Monday, 31 October 2011

Dear Publisher: Is it worth investing in an author website?

My feeling is that a blog is more useful to authors than a website. It's also a good idea to set a day of the week when you commit to writing a blog post so that it's regular.

With a blog you can post a link on Facebook and other places, and people can interact with you. Seeing how you write on the blog also gives them an indication about whether or not they might like your writing style and empathise with your ideas.

You shouldn't be put off blogging if you don't see many people following your blog, because they might read it but not follow, and I know I have people who follow anonymously. You will also find they probably mainly answer your blog posts on Facebook when you post the link from there. So you might not get many comments on your blog, and that doesn't matter.

A website is a much more static affair. It has information and people will go for that, but you can find it's harder to get traffic to a website because it isn't updating as much as a blog. They will also only follow a link to a blog if you've written something that intrigues them, so it's not just about updating regularly.

With a website the information tends to be about the author, and there are so many authors out there trying to ask people to look at their websites and examples of their writing. So you have to tempt them in via a blog. They might then follow the link to your website.

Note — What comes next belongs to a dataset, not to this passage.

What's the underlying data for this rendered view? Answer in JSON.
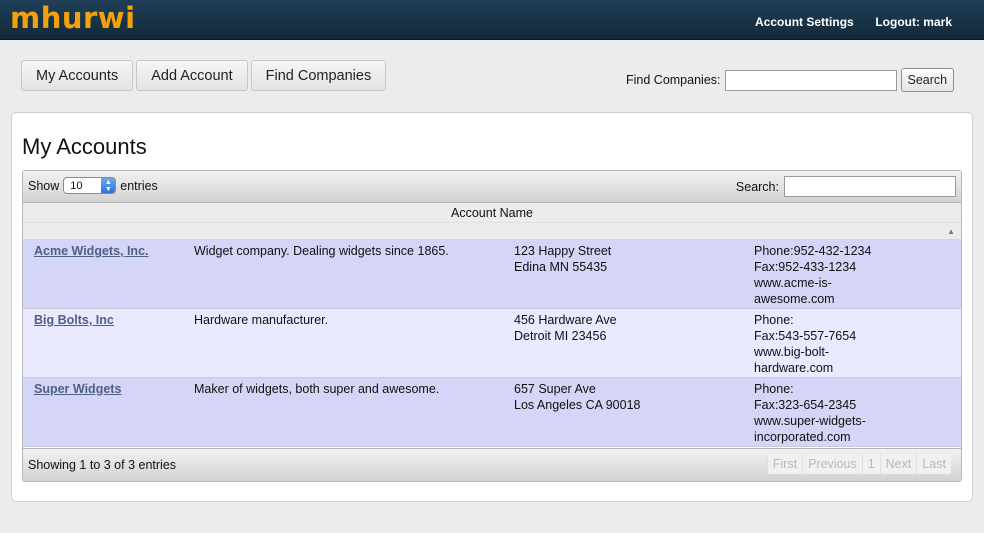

All of these things work together - Facebook and other social networks, a blog, your website and your publisher's website. They should all be interlinked so people get interested by something you say and then follow the links.

We put a detailed author page on our Ward Wood website too, which also links to the author blogs, Facebook and Twitter pages, and websites. Plus we link to any videos and examples of work, and the book sales of course.

I'm not sure how worthwhile it is to invest in a website if you mean you intend to pay a designer. As authors we are constantly being approached by people who want to be hired for this work.

I've never had an author website myself as it has always felt like just one more place to try to attract traffic and the advice I've usually been given is to try to keep everything in one place online if it's possible. It isn't possible so I just try to narrow down the number of places people need to look for my information.

For the same reason I haven't set up book pages or a fan page on Facebook as I try to keep everything in one place - although I need a separate group page for Ward Wood and also for one of the Lumen and Camden Poetry series of events I help with (groups are needed to send invitations).

People who ask to be hired to work on author publicity tend to spend time setting up an author page on Facebook and book fan pages but I'm still to be convinced they actually help. I'm not always convinced hired publicists understand the best use of Facebook for authors.

I'm a fan of Kazuo Ishiguro on Facebook as he's too famous to be able to be on there personally, but I'm not sure fan pages for all authors serve a purpose. People want to follow us on one page - our main page I think.

Of course if you do have a website it will say as much about you as the cover design of your books. Will it be minimalist, with a pared down design that tells the world you're a literary writer? Will it be glossy and full of frills and show you're a commercial writer? Are you a bestselling author with readers who will expect an expensive looking design, or a poet whose readers really don't expect that? Or are you aspiring to be a bestselling author so it helps to look like one? Once you start getting into website design all sorts of factors have to be taken into account.

Readers don't have the same expectations about a blog - they want to see what you have to say, and if you're good at illustrating with artwork and photos then all the better. You need to ask yourself if you need a professionally designed website to reflect who you are as a writer, or is it enough to create what you need using Wordpress?

I don't think a website can hurt unless the design puts you in a category of writing you don't want to be involved in, and neither can a fan page or book page on Facebook - so long as we don't keep asking people to look at them as that just sounds like such a huge number of authors saying 'look at me and my writing' rather than 'I have this post on my blog which might be of interest to you.' It doesn't have to be about books and publishing. You may have something unique about your lifestyle and you can let us into it.

It can feel and look narcissistic to ask people just to come and look at us and our work. To have interaction with people online we have to genuinely be offering something they want and need, and we can do that with a blog. Of course, I also think we're offering something they want and need when we offer our books, but they'll decide for themselves which authors and publishers they like enough and they will buy their books.

3 comments:

  1. Since I posted this I've had it pointed out to me that a blog is technically a website, and so it is. So it can be your author website. If you use Wordpress to blog you can create a website quite easily - I use both Wordpress and Blogger.

    If you click on the Friday Night Writers link in my 'other bus stops' on the top left of this page, you'll see a very simple website created using Wordpress. Far more can be done using Wordpress if you have the time to play around with it.

    The questions I receive are more about whether a professionally designed website is a good or necessary investment.

    I do also get questions about whether or not to blog, so I hope I've killed two birds with one stone in this post!

    ReplyDelete
  2. You've answered the question very well. I don't feel that as an author who has yet to make any money investment in a website is a waste of money. I blog and I shall have a closer look at wordpress.
    Thanks glyn.

    ReplyDelete
  3. I think blogging is definitely the best author presence to have. I think that a more static website can be useful because some siteswon't link to blogs (or that wasmy experience a while ago).